The following is Dr. Brown’s way to start AP for RA (though if prescribed as a DMARD by a rheumatologist, it’s usually 100mg twice daily). If patients do well on just 100mg M-W-F without unbearable Herxing, the dose can be gradually increased to twice daily on the same days and, later to daily, if progress is slow. If initial herxing is rough-going, RAers tend to be better off staying on the low pulsed dose until herxing is passed and labs stabilize and start to improve.
See FAQ #15 copied below:
15. What is the difference between the Harvard Protocol and intermittent pulse dosing?

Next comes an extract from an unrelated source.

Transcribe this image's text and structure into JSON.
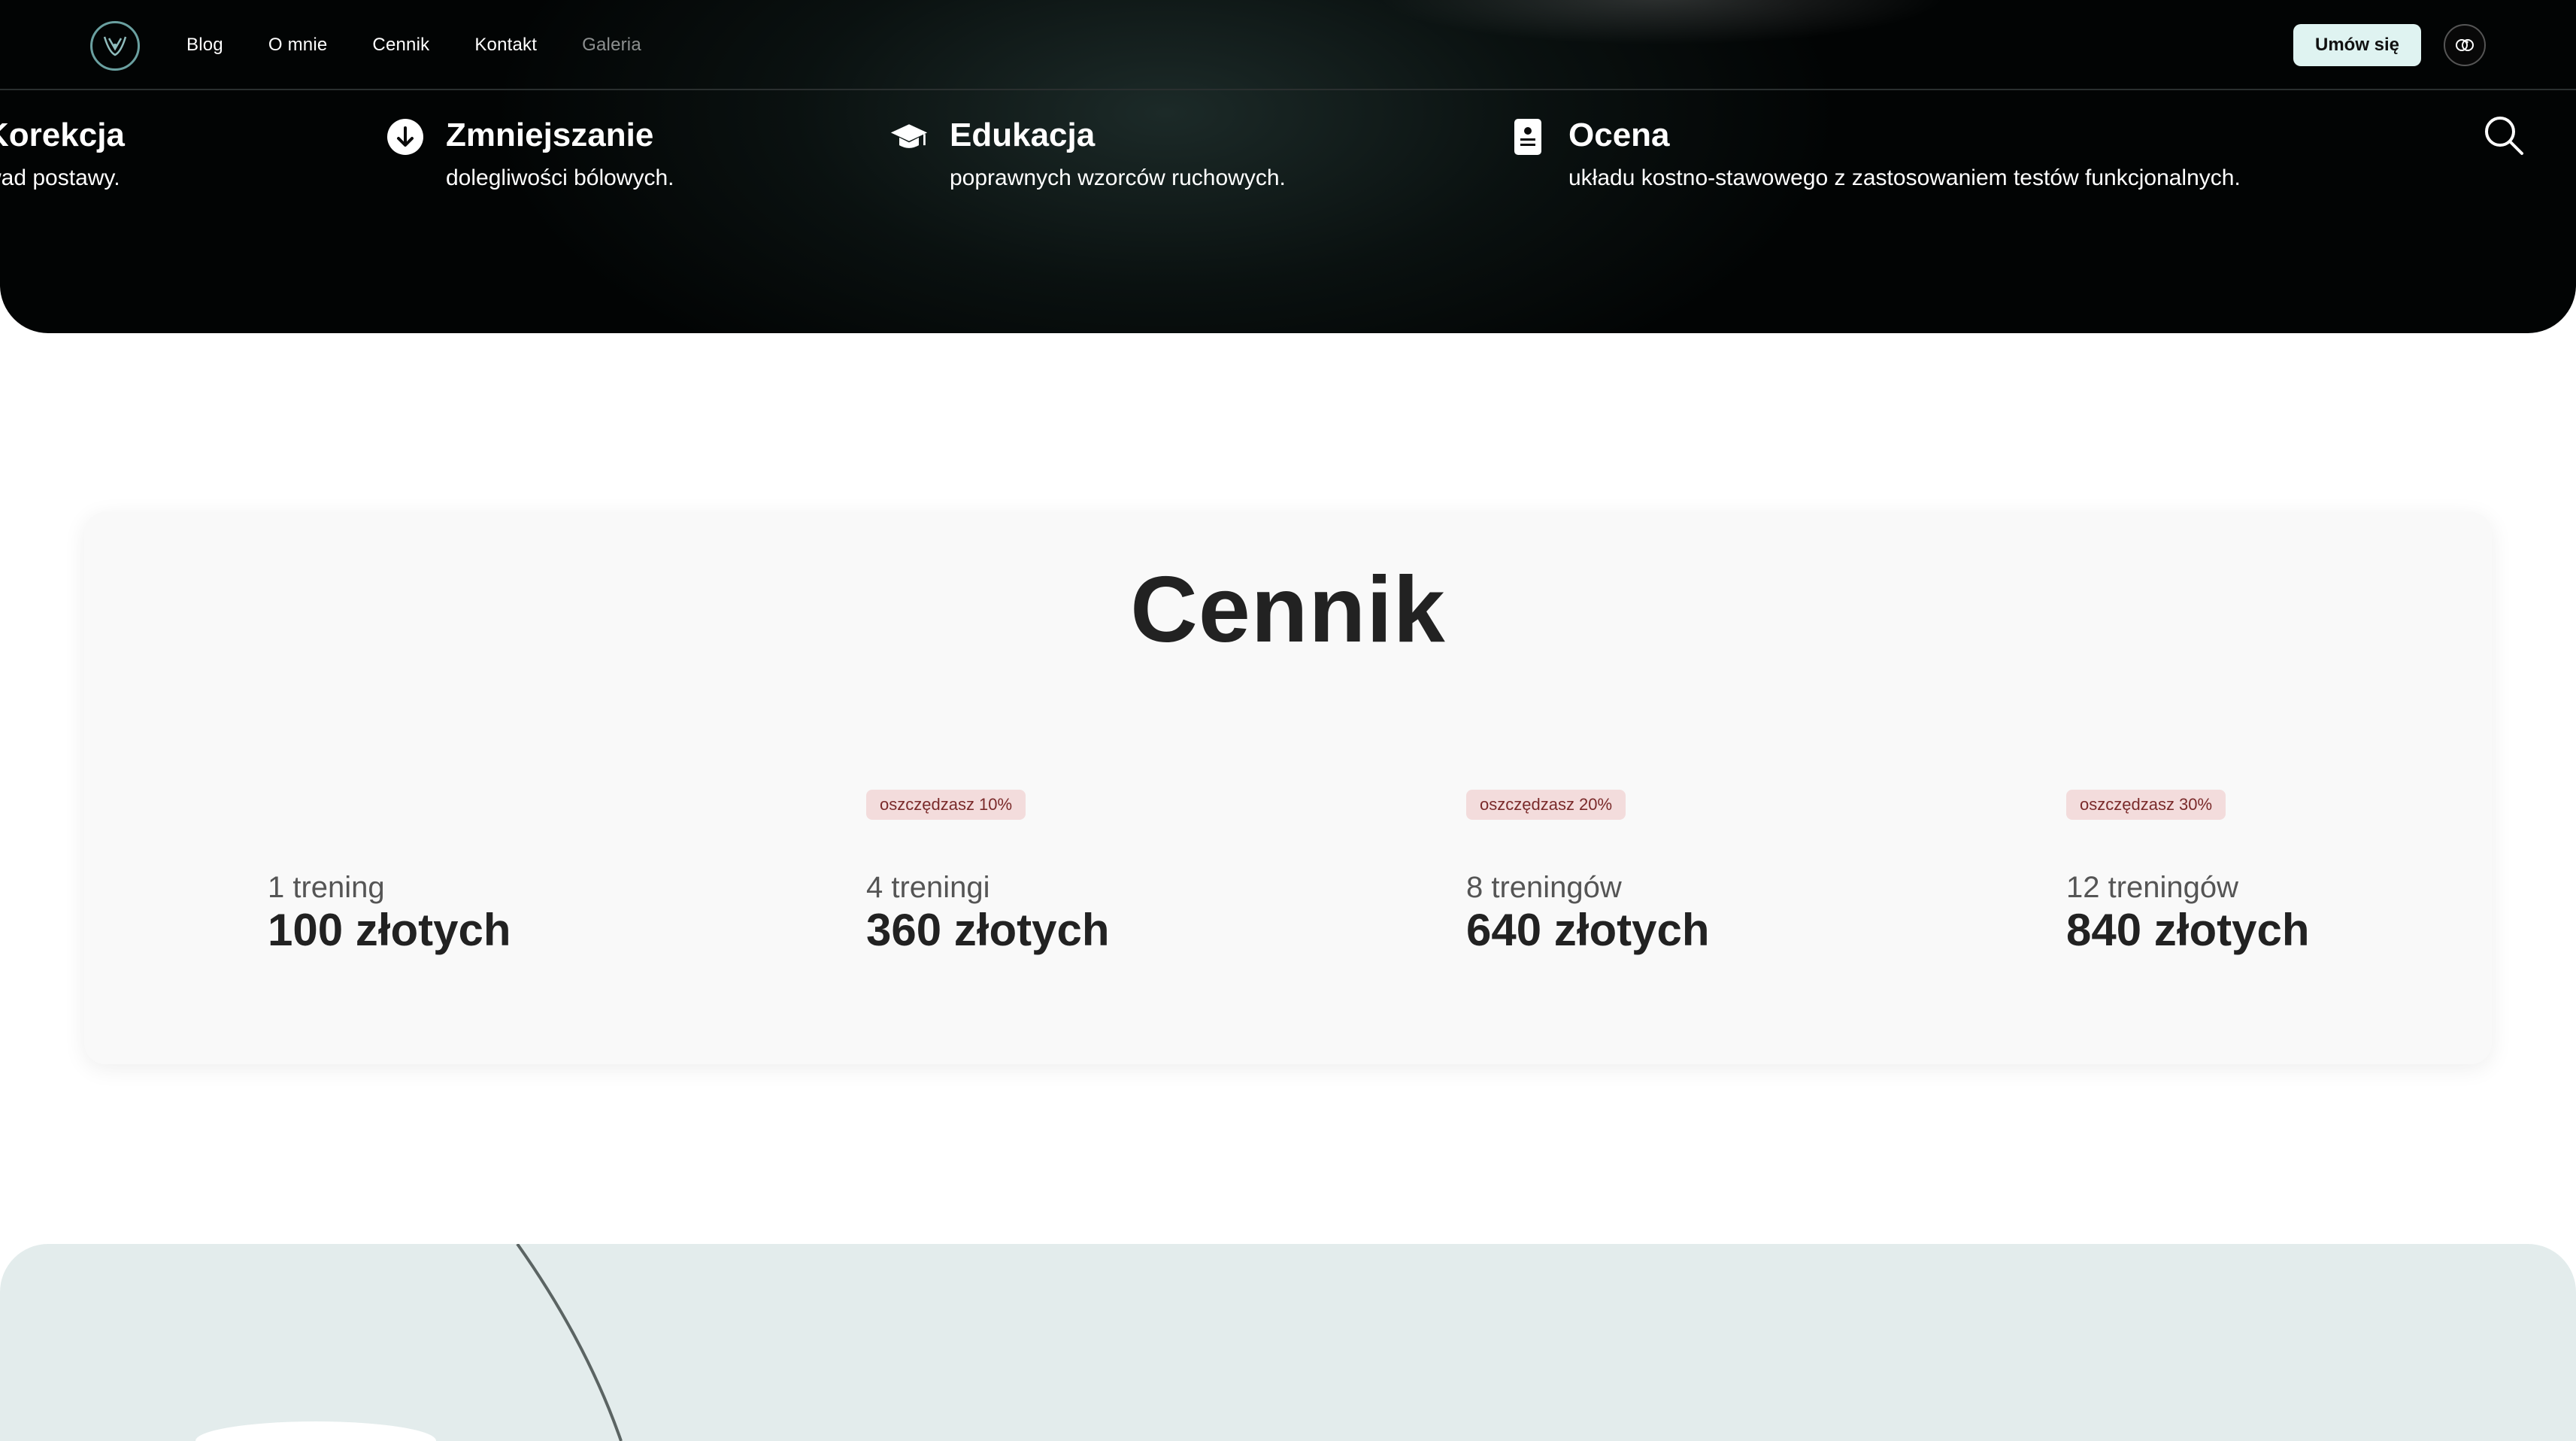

When the Minocycline in Rheumatoid Arthritis (MIRA) trials were run in the early 1990s, the dosing schedule used (100mg minocycline, administered twice daily) became known as the “Harvard Protocol.” It was dubbed this because one of the lead authors, Dr. David Trentham, was based at Beth Israel Deaconess Medical Center, a Harvard Medical School teaching hospital.
Dr. Brown mostly used low-dose, pulsed, intermittent antibiotic therapy and his protocols are still valid and used as models for treatment today by experienced AP doctors. Sometimes the intermittent pulsing method would be used with just one class of antibiotic, such as the tetracyclines, on just three days a week (e.g., M-W-F). On these days, minocycline or doxycycline would be administered once daily (e.g., 50mg or 100mg) and tetracycline would be pulsed twice daily (e.g., 250mg BID). At times, other complementary antibiotics (to increase the spectrum of activity) would be added on an alternate day, although Dr. Brown also used IV clindamycin in a five-day series at various intervals on a case-by-case basis. Pulsed dosing was recommended as a means of allowing the patient’s inflamed tissues time to recover between doses in order to limit the effects of a herx reaction and to prevent excessive oxidative tissue damage.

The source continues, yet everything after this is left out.